We present a novel method for the automatic generation of structure hypotheses (that is, educated guesses) suitable for recognition in medical images. The notion is that computer-based image analysis cannot be accomplished in a purely bottom-up fashion; the system should first organize the image structure into promising hypotheses, each of which is then compared to elements of the system modelbase for recognition or rejection. In this work, we tackle the hypothesis generation problem, for which computational efficiency is a major concern. We base our approach on segment-based edge-focusing to delineate significant boundaries precisely, and graph-theoretic cycle enumeration to produce natural closures and, therefore, plausible tissue structures of interest from incomplete boundary information. An efficient edge focusing algorithm selects significant fine scale boundaries as those natural descendants (in scale space) of prominent coarse scale edges.

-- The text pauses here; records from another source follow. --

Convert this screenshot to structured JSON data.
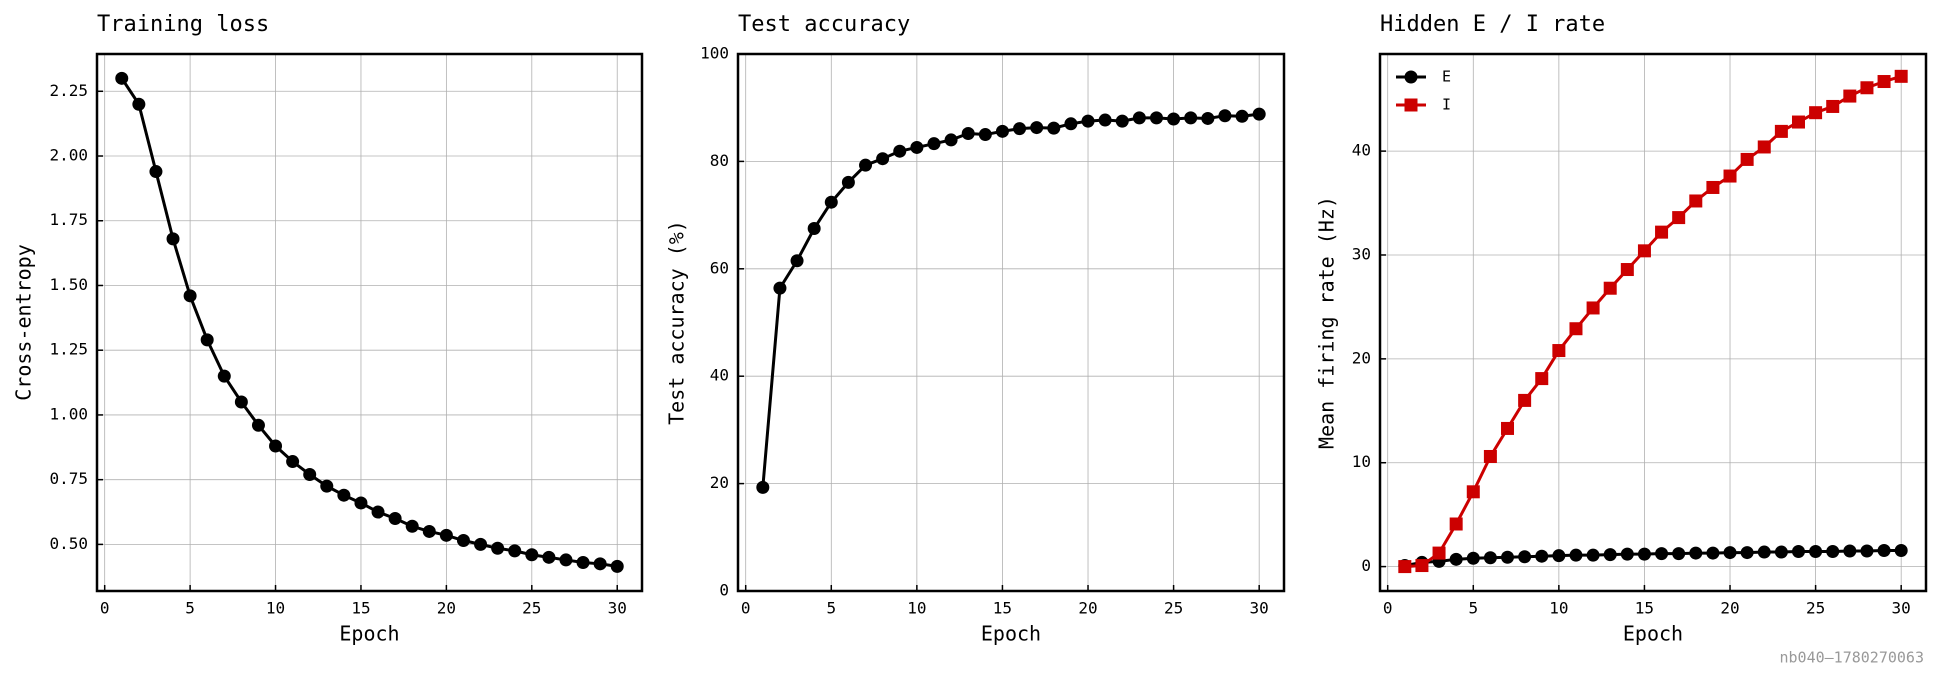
{
  "chart_data": [
    {
      "type": "line",
      "title": "Training loss",
      "x_label": "Epoch",
      "y_label": "Cross-entropy",
      "x": [
        1,
        2,
        3,
        4,
        5,
        6,
        7,
        8,
        9,
        10,
        11,
        12,
        13,
        14,
        15,
        16,
        17,
        18,
        19,
        20,
        21,
        22,
        23,
        24,
        25,
        26,
        27,
        28,
        29,
        30
      ],
      "series": [
        {
          "color": "#000000",
          "marker": "circle",
          "values": [
            2.3,
            2.2,
            1.94,
            1.68,
            1.46,
            1.29,
            1.15,
            1.05,
            0.96,
            0.88,
            0.82,
            0.77,
            0.725,
            0.69,
            0.66,
            0.625,
            0.6,
            0.57,
            0.55,
            0.535,
            0.515,
            0.5,
            0.485,
            0.475,
            0.46,
            0.45,
            0.44,
            0.43,
            0.425,
            0.415
          ]
        }
      ],
      "xlim": [
        -0.45,
        31.45
      ],
      "ylim": [
        0.32,
        2.394
      ],
      "xticks": [
        0,
        5,
        10,
        15,
        20,
        25,
        30
      ],
      "yticks": [
        {
          "value": 0.5,
          "label": "0.50"
        },
        0.75,
        {
          "value": 1,
          "label": "1.00"
        },
        1.25,
        {
          "value": 1.5,
          "label": "1.50"
        },
        1.75,
        {
          "value": 2,
          "label": "2.00"
        },
        2.25
      ],
      "grid": true
    },
    {
      "type": "line",
      "title": "Test accuracy",
      "x_label": "Epoch",
      "y_label": "Test accuracy (%)",
      "x": [
        1,
        2,
        3,
        4,
        5,
        6,
        7,
        8,
        9,
        10,
        11,
        12,
        13,
        14,
        15,
        16,
        17,
        18,
        19,
        20,
        21,
        22,
        23,
        24,
        25,
        26,
        27,
        28,
        29,
        30
      ],
      "series": [
        {
          "color": "#000000",
          "marker": "circle",
          "values": [
            19.3,
            56.4,
            61.5,
            67.5,
            72.4,
            76.1,
            79.3,
            80.5,
            81.9,
            82.6,
            83.3,
            84.0,
            85.2,
            85.0,
            85.6,
            86.1,
            86.3,
            86.2,
            87.0,
            87.5,
            87.7,
            87.5,
            88.1,
            88.1,
            87.9,
            88.1,
            88.0,
            88.5,
            88.4,
            88.8
          ]
        }
      ],
      "xlim": [
        -0.45,
        31.45
      ],
      "ylim": [
        0,
        100
      ],
      "xticks": [
        0,
        5,
        10,
        15,
        20,
        25,
        30
      ],
      "yticks": [
        0,
        20,
        40,
        60,
        80,
        100
      ],
      "grid": true
    },
    {
      "type": "line",
      "title": "Hidden E / I rate",
      "x_label": "Epoch",
      "y_label": "Mean firing rate (Hz)",
      "x": [
        1,
        2,
        3,
        4,
        5,
        6,
        7,
        8,
        9,
        10,
        11,
        12,
        13,
        14,
        15,
        16,
        17,
        18,
        19,
        20,
        21,
        22,
        23,
        24,
        25,
        26,
        27,
        28,
        29,
        30
      ],
      "series": [
        {
          "name": "E",
          "color": "#000000",
          "marker": "circle",
          "values": [
            0.1,
            0.4,
            0.5,
            0.7,
            0.8,
            0.85,
            0.9,
            0.95,
            1.0,
            1.05,
            1.1,
            1.1,
            1.15,
            1.2,
            1.2,
            1.25,
            1.25,
            1.3,
            1.3,
            1.35,
            1.35,
            1.4,
            1.4,
            1.45,
            1.45,
            1.45,
            1.5,
            1.5,
            1.55,
            1.55
          ]
        },
        {
          "name": "I",
          "color": "#cc0000",
          "marker": "square",
          "values": [
            0,
            0.1,
            1.3,
            4.1,
            7.2,
            10.6,
            13.3,
            16.0,
            18.1,
            20.8,
            22.9,
            24.9,
            26.8,
            28.6,
            30.4,
            32.2,
            33.6,
            35.2,
            36.5,
            37.6,
            39.2,
            40.4,
            41.9,
            42.8,
            43.7,
            44.3,
            45.3,
            46.1,
            46.7,
            47.2
          ]
        }
      ],
      "xlim": [
        -0.45,
        31.45
      ],
      "ylim": [
        -2.35,
        49.35
      ],
      "xticks": [
        0,
        5,
        10,
        15,
        20,
        25,
        30
      ],
      "yticks": [
        0,
        10,
        20,
        30,
        40
      ],
      "grid": true,
      "legend": "upper left"
    }
  ],
  "footer": "nb040–1780270063"
}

The fine scale representation provides the localization precision necessary, while the focusing ensures that only significant contours surviving over a range of scales are considered and so eliminates much of the "clutter" associated with a fine scale edge map. The spatial relationships among the edge segments are stored in the form of a directed graph. Possible extensions (closures) of broken edge segments are searched using time- and space-efficient voting methods. Cycle enumeration techniques for directed graphs then generate the structure hypotheses. The overall paradigm is fairly general and can be used in other problem domains, certainly for images of other parts of the anatomy. We demonstrate the effectiveness of the method with extensive experimental results on various magnetic resonance images of the human brain.